Limitations & Future Work

  • Absolute scores on morphology-dependent tasks (SI, CT) are around 0.30 even for Sonar-TS. In short-context (Lite) settings, SAX information loss on short windows can actually worsen results, indicating that SAX compression fidelity remains a bottleneck.
  • Ground truth labeling relies on "controlled injection" (synthetic patterns overlaid on real backgrounds like CausalRivers/ETTm1/SMD), potentially creating a gap between synthetic patterns and naturally occurring real-world distributions.
  • End-to-end performance depends on a strong backbone LLM (DeepSeek-V3) for planning; robustness under weaker backbones and the cost of iterative self-correction calls require further analysis.
  • Privacy and access control for sensitive industrial data remain deployment risks that require verification protocols.
  • vs. Text-to-SQL (MAC-SQL / CHASE-SQL / CHESS): These excel at schema linking and relational queries but lack morphological primitives for "V-shape/fluctuations." Sonar-TS uses SAX tokens + Python verification to fill this gap, outperforming them by ~4x on long histories.

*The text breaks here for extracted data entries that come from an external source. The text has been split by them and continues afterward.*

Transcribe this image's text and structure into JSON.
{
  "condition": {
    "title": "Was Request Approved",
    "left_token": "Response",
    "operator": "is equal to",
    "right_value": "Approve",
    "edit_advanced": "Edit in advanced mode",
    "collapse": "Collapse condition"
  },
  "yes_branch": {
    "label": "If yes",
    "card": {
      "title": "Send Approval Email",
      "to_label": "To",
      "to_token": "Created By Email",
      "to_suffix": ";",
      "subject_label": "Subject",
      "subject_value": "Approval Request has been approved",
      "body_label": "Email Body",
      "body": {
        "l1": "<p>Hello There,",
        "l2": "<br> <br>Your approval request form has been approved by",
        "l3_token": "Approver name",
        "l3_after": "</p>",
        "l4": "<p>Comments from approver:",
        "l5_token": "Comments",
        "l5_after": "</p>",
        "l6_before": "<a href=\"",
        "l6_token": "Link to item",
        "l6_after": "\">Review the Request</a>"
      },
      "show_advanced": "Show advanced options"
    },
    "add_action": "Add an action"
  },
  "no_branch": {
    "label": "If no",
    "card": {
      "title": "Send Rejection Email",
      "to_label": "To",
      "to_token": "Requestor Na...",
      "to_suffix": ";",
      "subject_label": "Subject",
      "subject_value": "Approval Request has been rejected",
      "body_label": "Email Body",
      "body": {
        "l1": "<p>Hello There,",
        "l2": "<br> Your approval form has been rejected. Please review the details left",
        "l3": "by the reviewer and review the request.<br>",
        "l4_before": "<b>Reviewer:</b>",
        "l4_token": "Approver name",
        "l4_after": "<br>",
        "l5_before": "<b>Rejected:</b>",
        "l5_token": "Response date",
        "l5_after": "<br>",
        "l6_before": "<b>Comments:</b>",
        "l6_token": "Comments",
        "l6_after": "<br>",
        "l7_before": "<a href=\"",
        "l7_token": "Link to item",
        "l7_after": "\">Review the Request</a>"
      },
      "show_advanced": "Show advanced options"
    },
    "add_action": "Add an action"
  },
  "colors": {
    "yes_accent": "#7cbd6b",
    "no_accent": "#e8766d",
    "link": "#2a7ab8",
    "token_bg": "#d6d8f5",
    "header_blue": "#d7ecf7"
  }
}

  • vs. TSQA (Time-LLM / ChatTS): These can read morphology directly but are limited by context windows. Sonar-TS uses SQL indices for long-range evidence localization, moving from "passive reading" to "active evidence positioning."

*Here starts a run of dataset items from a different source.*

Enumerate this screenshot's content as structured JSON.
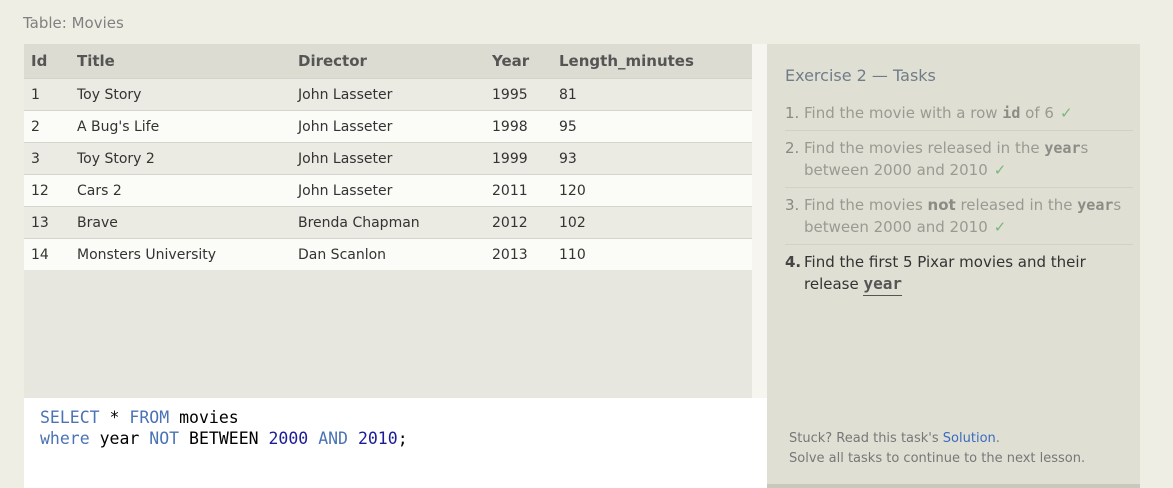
{
  "table_caption": "Table: Movies",
  "results": {
    "columns": [
      "Id",
      "Title",
      "Director",
      "Year",
      "Length_minutes"
    ],
    "rows": [
      [
        "1",
        "Toy Story",
        "John Lasseter",
        "1995",
        "81"
      ],
      [
        "2",
        "A Bug's Life",
        "John Lasseter",
        "1998",
        "95"
      ],
      [
        "3",
        "Toy Story 2",
        "John Lasseter",
        "1999",
        "93"
      ],
      [
        "12",
        "Cars 2",
        "John Lasseter",
        "2011",
        "120"
      ],
      [
        "13",
        "Brave",
        "Brenda Chapman",
        "2012",
        "102"
      ],
      [
        "14",
        "Monsters University",
        "Dan Scanlon",
        "2013",
        "110"
      ]
    ]
  },
  "editor": {
    "line1": {
      "kw1": "SELECT",
      "star": " * ",
      "kw2": "FROM",
      "rest": " movies"
    },
    "line2": {
      "kw1": "where",
      "t1": " year ",
      "kw2": "NOT",
      "t2": " BETWEEN ",
      "n1": "2000",
      "sp1": " ",
      "kw3": "AND",
      "sp2": " ",
      "n2": "2010",
      "end": ";"
    }
  },
  "sidebar": {
    "title": "Exercise 2 — Tasks",
    "tasks": [
      {
        "num": "1.",
        "parts": [
          "Find the movie with a row ",
          "id",
          " of 6"
        ],
        "check": "✓"
      },
      {
        "num": "2.",
        "parts": [
          "Find the movies released in the ",
          "year",
          "s between 2000 and 2010"
        ],
        "check": "✓"
      },
      {
        "num": "3.",
        "parts": [
          "Find the movies ",
          "not",
          " released in the ",
          "year",
          "s between 2000 and 2010"
        ],
        "check": "✓"
      },
      {
        "num": "4.",
        "parts": [
          "Find the first 5 Pixar movies and their release ",
          "year"
        ]
      }
    ],
    "stuck_text": "Stuck? Read this task's ",
    "solution_link": "Solution",
    "stuck_end": ".",
    "continue_text": "Solve all tasks to continue to the next lesson."
  },
  "colors": {
    "keyword": "#4a73b5",
    "number": "#1c1c9a",
    "check": "#7ab77a",
    "link": "#3a6bc0"
  }
}
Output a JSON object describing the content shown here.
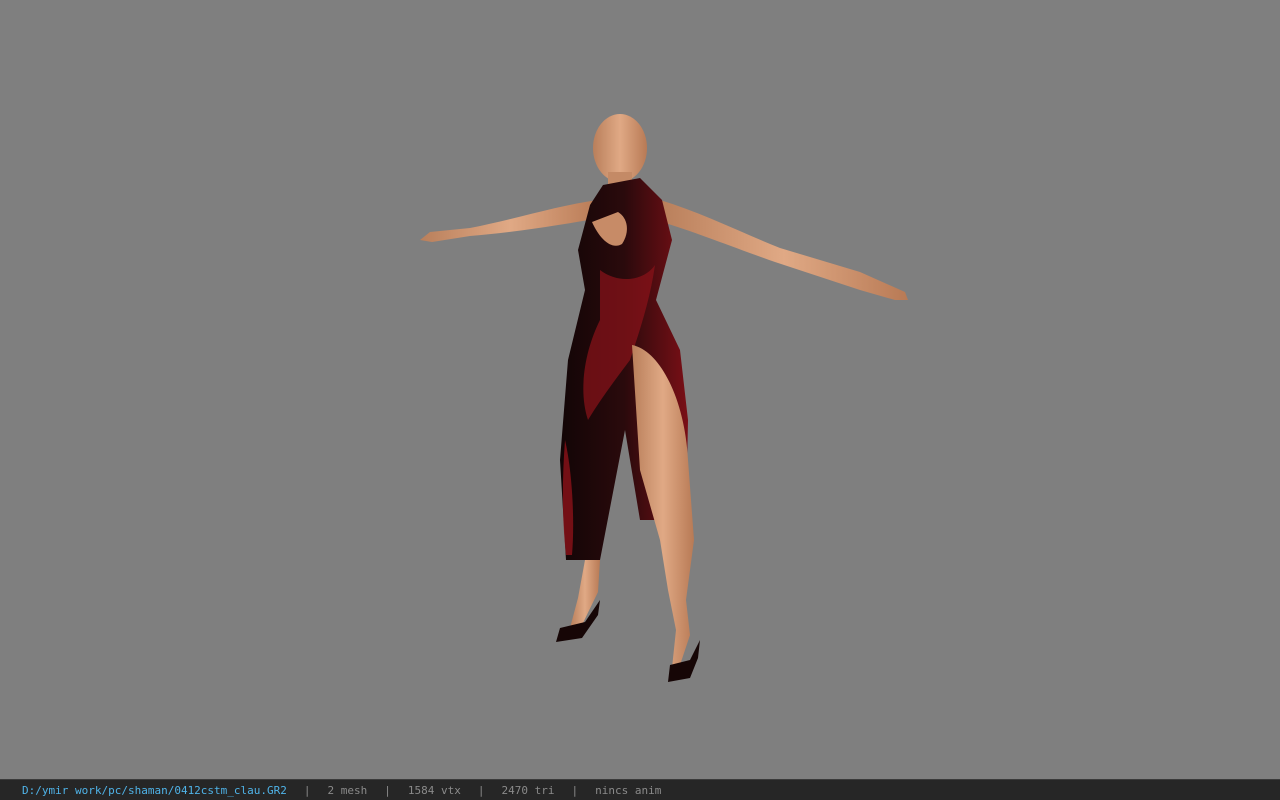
{
  "viewport": {
    "background_color": "#7f7f7f",
    "model_icon": "character-model-icon"
  },
  "statusbar": {
    "file_path": "D:/ymir work/pc/shaman/0412cstm_clau.GR2",
    "separator": "|",
    "mesh_count": "2 mesh",
    "vertex_count": "1584 vtx",
    "triangle_count": "2470 tri",
    "anim_status": "nincs anim",
    "path_color": "#4fb3e8",
    "text_color": "#8a8a8a"
  }
}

  • vs. Time-series Similarity Search (KV-Match / MS-Index / SAX): These follow "query-by-example," requiring numerical sequences as input. This task is "query-by-language," shifting from specific numerical examples to abstract text descriptions, which fundamentally changes the retrieval problem.

Rating

  • Novelty: ⭐⭐⭐⭐⭐ Formally defines the NLQ4TSDB problem and provides the first framework + long-history benchmark.
  • Experimental Thoroughness: ⭐⭐⭐⭐⭐ 1153 queries across 4 levels, dual-track comparison, and comprehensive ablation.
  • Writing Quality: ⭐⭐⭐⭐ Sonar analogy is consistent, structures are clear; absolute scores on some tasks are still low.
  • Value: ⭐⭐⭐⭐⭐ Establishes the problem, framework, and evaluation standards for the practical direction of NL-to-TSDB.